To introduce inferences for CGRFS, we used the counting process notations. Let Z be the censoring time. Suppose that data of n patients are collected. The sample can be summarized as \((X_{ik}, \Delta _{ik})\ (i=1,\cdots ,n;\ k=1,\cdots ,5)\), where \(X_{ik}=\min (T_{ik}, Z_i),\ \Delta _{ik}=I(T_{ik}\leq Z_i)\) and \(I(\bullet )\) is an indicator function which takes value 1 if the event happens, and 0 otherwise. \(N_{ik}(t)\) indicates whether the ith patient experiences the kth composite endpoint at or prior to t, that is, \(N_{ik}(t)=I(X_{ik}\leq t, \Delta _{ik}=1)\) and let \(\bar{N}_k(t)=\sum _{i=1}^n N_{ik}(t)\). Also we defined the risk sets related to the five composite endpoints. Let \(Y_{ik}(t)=I(X_{ik}\geq t)\) and \(\bar{Y}_k=\sum _{i=1}^n Y_{ik}(t)\).
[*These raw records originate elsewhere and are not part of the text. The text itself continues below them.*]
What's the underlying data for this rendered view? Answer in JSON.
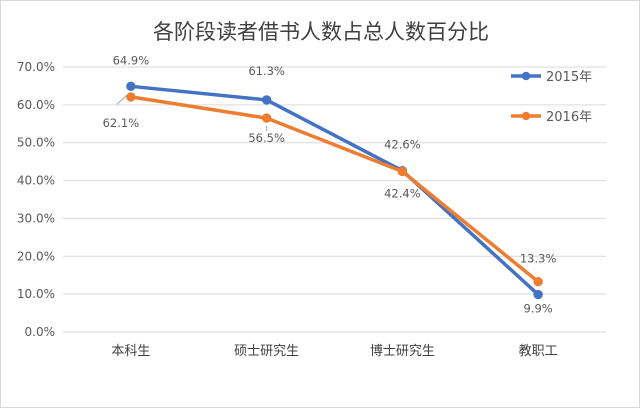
{
  "chart_data": {
    "type": "line",
    "title": "各阶段读者借书人数占总人数百分比",
    "categories": [
      "本科生",
      "硕士研究生",
      "博士研究生",
      "教职工"
    ],
    "series": [
      {
        "name": "2015年",
        "values": [
          64.9,
          61.3,
          42.6,
          9.9
        ],
        "labels": [
          "64.9%",
          "61.3%",
          "42.6%",
          "9.9%"
        ],
        "color": "#4472c4"
      },
      {
        "name": "2016年",
        "values": [
          62.1,
          56.5,
          42.4,
          13.3
        ],
        "labels": [
          "62.1%",
          "56.5%",
          "42.4%",
          "13.3%"
        ],
        "color": "#ed7d31"
      }
    ],
    "ylim": [
      0,
      70
    ],
    "ytick_values": [
      0,
      10,
      20,
      30,
      40,
      50,
      60,
      70
    ],
    "ytick_labels": [
      "0.0%",
      "10.0%",
      "20.0%",
      "30.0%",
      "40.0%",
      "50.0%",
      "60.0%",
      "70.0%"
    ],
    "grid": true,
    "legend_position": "top-right",
    "gridline_color": "#d9d9d9",
    "leader_line_color": "#a6a6a6"
  }
}
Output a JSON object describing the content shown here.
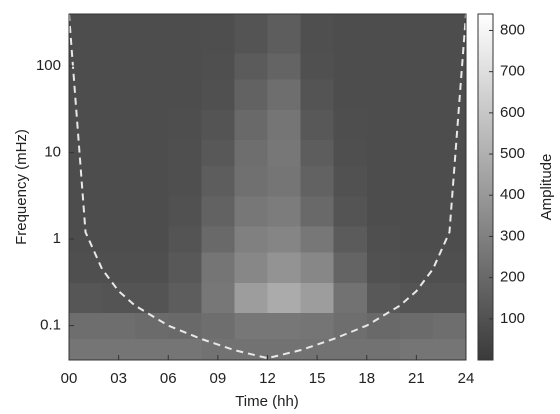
{
  "chart_data": {
    "type": "heatmap",
    "xlabel": "Time (hh)",
    "ylabel": "Frequency (mHz)",
    "colorbar_label": "Amplitude",
    "xlim": [
      0,
      24
    ],
    "xticks": [
      {
        "value": 0,
        "label": "00"
      },
      {
        "value": 3,
        "label": "03"
      },
      {
        "value": 6,
        "label": "06"
      },
      {
        "value": 9,
        "label": "09"
      },
      12,
      15,
      18,
      21,
      24
    ],
    "ylim": [
      0.04,
      400
    ],
    "yticks": [
      0.1,
      1,
      10,
      100
    ],
    "y_log": true,
    "clim": [
      0,
      840
    ],
    "cticks": [
      100,
      200,
      300,
      400,
      500,
      600,
      700,
      800
    ],
    "x": [
      1,
      3,
      5,
      7,
      9,
      11,
      13,
      15,
      17,
      19,
      21,
      23
    ],
    "y": [
      0.05,
      0.1,
      0.2,
      0.5,
      1,
      2,
      5,
      10,
      20,
      50,
      100,
      200
    ],
    "z": [
      [
        250,
        250,
        250,
        250,
        240,
        240,
        240,
        240,
        240,
        240,
        250,
        250
      ],
      [
        220,
        220,
        210,
        200,
        220,
        260,
        260,
        250,
        220,
        200,
        210,
        220
      ],
      [
        120,
        110,
        110,
        150,
        260,
        420,
        480,
        420,
        240,
        130,
        110,
        110
      ],
      [
        90,
        90,
        90,
        130,
        250,
        330,
        380,
        330,
        180,
        100,
        90,
        90
      ],
      [
        80,
        80,
        80,
        110,
        200,
        300,
        320,
        260,
        140,
        90,
        80,
        80
      ],
      [
        80,
        80,
        80,
        100,
        170,
        260,
        280,
        200,
        110,
        80,
        80,
        80
      ],
      [
        80,
        80,
        80,
        90,
        150,
        230,
        250,
        170,
        100,
        80,
        80,
        80
      ],
      [
        80,
        80,
        80,
        90,
        130,
        220,
        260,
        150,
        90,
        80,
        80,
        80
      ],
      [
        80,
        80,
        80,
        85,
        110,
        200,
        250,
        130,
        85,
        80,
        80,
        80
      ],
      [
        80,
        80,
        80,
        80,
        95,
        170,
        220,
        110,
        80,
        80,
        80,
        80
      ],
      [
        80,
        80,
        80,
        80,
        90,
        140,
        180,
        95,
        80,
        80,
        80,
        80
      ],
      [
        80,
        80,
        80,
        80,
        85,
        110,
        150,
        90,
        80,
        80,
        80,
        80
      ]
    ],
    "cone_of_influence": {
      "color": "#e8e8e8",
      "x": [
        0,
        1,
        2,
        3,
        4,
        6,
        8,
        10,
        12,
        14,
        16,
        18,
        20,
        21,
        22,
        23,
        24
      ],
      "y": [
        400,
        1.2,
        0.45,
        0.25,
        0.17,
        0.1,
        0.07,
        0.052,
        0.042,
        0.052,
        0.07,
        0.1,
        0.17,
        0.25,
        0.45,
        1.2,
        400
      ]
    }
  }
}
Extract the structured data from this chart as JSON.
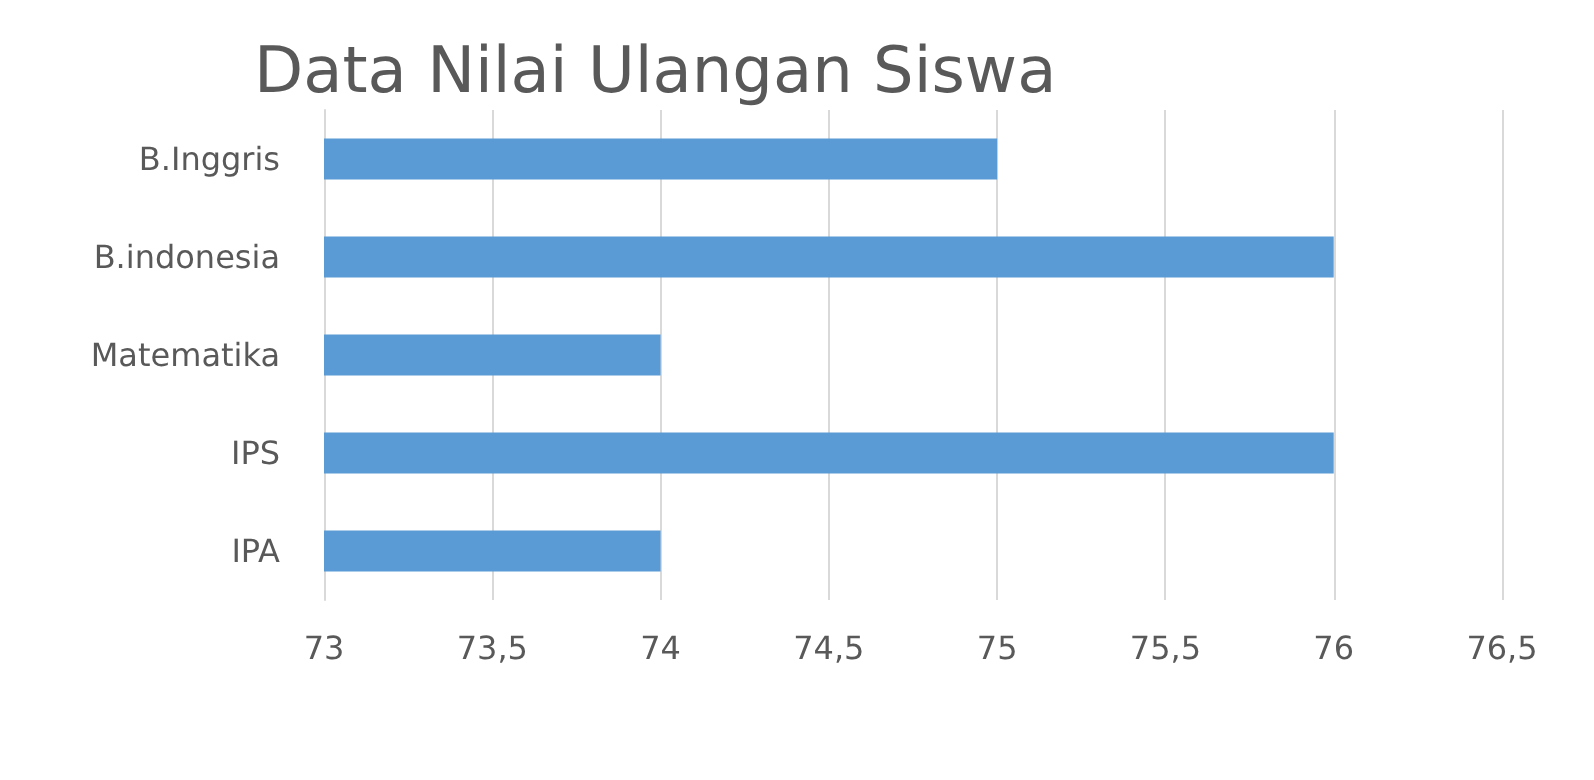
{
  "chart_data": {
    "type": "bar",
    "orientation": "horizontal",
    "title": "Data Nilai Ulangan Siswa",
    "categories": [
      "B.Inggris",
      "B.indonesia",
      "Matematika",
      "IPS",
      "IPA"
    ],
    "values": [
      75,
      76,
      74,
      76,
      74
    ],
    "color": "#5b9bd5",
    "xlim": [
      73,
      76.5
    ],
    "xticks": [
      73,
      {
        "value": 73.5,
        "label": "73,5"
      },
      74,
      {
        "value": 74.5,
        "label": "74,5"
      },
      75,
      {
        "value": 75.5,
        "label": "75,5"
      },
      76,
      {
        "value": 76.5,
        "label": "76,5"
      }
    ],
    "grid": "x"
  }
}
So \(\bar{Y}_1(t)\) is number of patients alive in remission without experiencing CGVHD, i.e., in state 0 at time t, and

\(\bar{Y}_2(t)\): Number of patients in states 0, 2, 4 at time t

\(\bar{Y}_3(t)\): Number of patients in states 0, 2 at time t

\(\bar{Y}_4(t)\): Number of patients in states 0, 2, 4, 6, 8 at time t

\(\bar{Y}_5(t)\): Number of patients in states 0, 2, 4, 6 at time t

Using the counting process notations, the Kaplan-Meier estimator of \(S_k(t)\) is given by

$$\begin{aligned} \widehat{S}_k(t)=\prod\limits_{u\geq 0}^t \left[ 1-\frac{d\bar{N}_k(u)}{\bar{Y}_k(u) } \right] , \quad k=1,\cdots , 5. \end{aligned}$$

CGRFS, as a linear combination of five survival functions, can be subsequently estimated by \(\widehat{C}(t)=\widehat{S}_1(t)+\widehat{S}_2(t)-\widehat{S}_3(t)+\widehat{S}_4(t)-\widehat{S}_5(t)\).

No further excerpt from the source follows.